A special issue of Energies (ISSN 1996-1073). This special issue belongs to the section "F1: Electrical Power System".

Deadline for manuscript submissions: closed (2 June 2023) | Viewed by 11738

Special Issue Editors

Dr. Soobae Kim

E-Mail Website
Guest Editor
Department of Electrical Engineering, School of Electronic and Electrical Engineering, Kyungpook National University, Daegu, Korea
Interests: power system dynamics and stability; power system operation and control; renewable energy sources and their impacts on system stabilities; power system equivalents and model reduction; computational efficiency
Dr. Jeonghoon Shin

E-Mail Website
Guest Editor
Korea Electric Power Research Institute (KEPRI), Korea Electric Power Corporation (KEPCO), Daejeon, Korea
Interests: wide area monitoring; protection and control systems based on synchrophasor data; hierarchical voltage controls; real-time digital simulations; Integration of renewable energy resources; power system dynamics and stability

Special Issue Information

Dear Colleagues,

Electric power systems today are rapidly transitioning toward having an increasing proportion of generation from renewable energy sources. This transition from primarily using conventional rotation synchronous machine-based generation brings about various additional challenges, particularly in terms of dynamic stability issues at short timescales ranging from microseconds to seconds. The power system dynamics and stability of large synchronous generators have been studied for decades and are well understood. By contrast, the system dynamics and stability for high levels of renewable sources are less well studied. The distinct natures of renewable energy sources, including their lack of inertia and high frequency converter action, in addition to the changes in operating conditions resulting from the replacement of conventional generators will have a significant impact on power system stability. To ensure the security of the energy delivery system, rigorous studies of all forms of system instability are required.

In this light, this Special Issue invites original research papers and review articles addressing the various topics related to power system dynamics and stability, and experts in both academia and industry are encouraged to present their latest achievements. The main topics of interest for this Special Issue include but are not limited to:

  • Advances in power system dynamics and stability
  • Assessment of impacts of renewable energy sources on power system stabilities
  • Reduced transient stability margin
  • Decrease of inertia and frequency stability
  • Power electronics controller interaction and resonance
  • Power electronics interfaces and their controls
  • Effectiveness of mitigation measures 
  • Improvements in power system stability with HVDC
  • Energy storage and synchronous condensers
  • Grid forming inverters and their contribution on stabilities
  • Dynamic modeling of renewable energy sources and controls.

Dr. Soobae Kim
Dr.

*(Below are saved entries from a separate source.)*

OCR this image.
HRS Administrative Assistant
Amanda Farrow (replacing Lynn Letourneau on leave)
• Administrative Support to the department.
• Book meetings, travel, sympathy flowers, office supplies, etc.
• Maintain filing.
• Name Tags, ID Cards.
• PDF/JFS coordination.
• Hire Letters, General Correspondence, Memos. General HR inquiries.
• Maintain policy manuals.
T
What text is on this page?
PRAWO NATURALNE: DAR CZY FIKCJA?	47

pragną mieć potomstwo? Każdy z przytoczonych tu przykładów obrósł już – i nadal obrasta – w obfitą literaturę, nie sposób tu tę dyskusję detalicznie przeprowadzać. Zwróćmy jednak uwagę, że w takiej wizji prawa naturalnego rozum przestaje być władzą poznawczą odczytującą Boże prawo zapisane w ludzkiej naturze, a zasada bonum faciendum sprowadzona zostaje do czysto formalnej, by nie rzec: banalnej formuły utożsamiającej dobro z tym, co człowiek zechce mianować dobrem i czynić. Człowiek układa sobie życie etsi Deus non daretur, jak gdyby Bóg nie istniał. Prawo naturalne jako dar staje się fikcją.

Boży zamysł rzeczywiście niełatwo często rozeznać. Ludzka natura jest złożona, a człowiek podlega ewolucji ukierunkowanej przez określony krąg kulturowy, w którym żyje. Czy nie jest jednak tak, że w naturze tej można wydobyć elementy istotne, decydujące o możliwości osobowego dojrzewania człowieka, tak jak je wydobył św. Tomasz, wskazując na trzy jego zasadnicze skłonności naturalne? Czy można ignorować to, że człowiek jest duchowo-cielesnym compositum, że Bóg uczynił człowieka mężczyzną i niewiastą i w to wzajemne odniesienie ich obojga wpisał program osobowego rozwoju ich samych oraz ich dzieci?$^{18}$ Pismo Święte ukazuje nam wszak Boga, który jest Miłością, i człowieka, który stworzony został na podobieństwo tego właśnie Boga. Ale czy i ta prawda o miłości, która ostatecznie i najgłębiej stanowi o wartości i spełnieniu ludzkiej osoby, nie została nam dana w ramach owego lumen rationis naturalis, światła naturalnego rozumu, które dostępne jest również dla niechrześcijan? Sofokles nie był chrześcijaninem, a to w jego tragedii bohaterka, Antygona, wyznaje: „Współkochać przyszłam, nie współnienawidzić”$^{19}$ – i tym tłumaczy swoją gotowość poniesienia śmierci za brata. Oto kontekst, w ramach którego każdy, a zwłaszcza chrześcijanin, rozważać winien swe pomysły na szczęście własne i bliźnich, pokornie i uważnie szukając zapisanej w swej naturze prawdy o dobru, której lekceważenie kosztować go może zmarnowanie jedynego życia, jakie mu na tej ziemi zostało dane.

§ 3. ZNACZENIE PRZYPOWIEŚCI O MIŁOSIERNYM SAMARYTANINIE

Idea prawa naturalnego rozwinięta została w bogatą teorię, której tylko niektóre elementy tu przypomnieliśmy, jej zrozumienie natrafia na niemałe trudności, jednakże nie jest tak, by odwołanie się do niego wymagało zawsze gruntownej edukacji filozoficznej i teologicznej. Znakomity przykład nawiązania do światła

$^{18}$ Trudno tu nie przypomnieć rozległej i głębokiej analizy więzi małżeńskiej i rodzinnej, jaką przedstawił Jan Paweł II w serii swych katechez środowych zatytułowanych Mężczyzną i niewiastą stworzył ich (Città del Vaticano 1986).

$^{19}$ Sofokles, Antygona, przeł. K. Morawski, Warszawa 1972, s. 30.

Jeonghoon Shin
Guest Editors

Manuscript Submission Information

Manuscripts should be submitted online at www.mdpi.com by registering and logging in to this website. Once you are registered, click here to go to the submission form. Manuscripts can be submitted until the deadline. All submissions that pass pre-check are peer-reviewed. Accepted papers will be published continuously in the journal (as soon as accepted) and will be listed together on the special issue website. Research articles, review articles as well as short communications are invited. For planned papers, a title and short abstract (about 100 words) can be sent to the Editorial Office for announcement on this website.

Submitted manuscripts should not have been published previously, nor be under consideration for publication elsewhere (except conference proceedings papers). All manuscripts are thoroughly refereed through a single-blind peer-review process. A guide for authors and other relevant information for submission of manuscripts is available on the Instructions for Authors page. Energies is an international peer-reviewed open access semimonthly journal published by MDPI.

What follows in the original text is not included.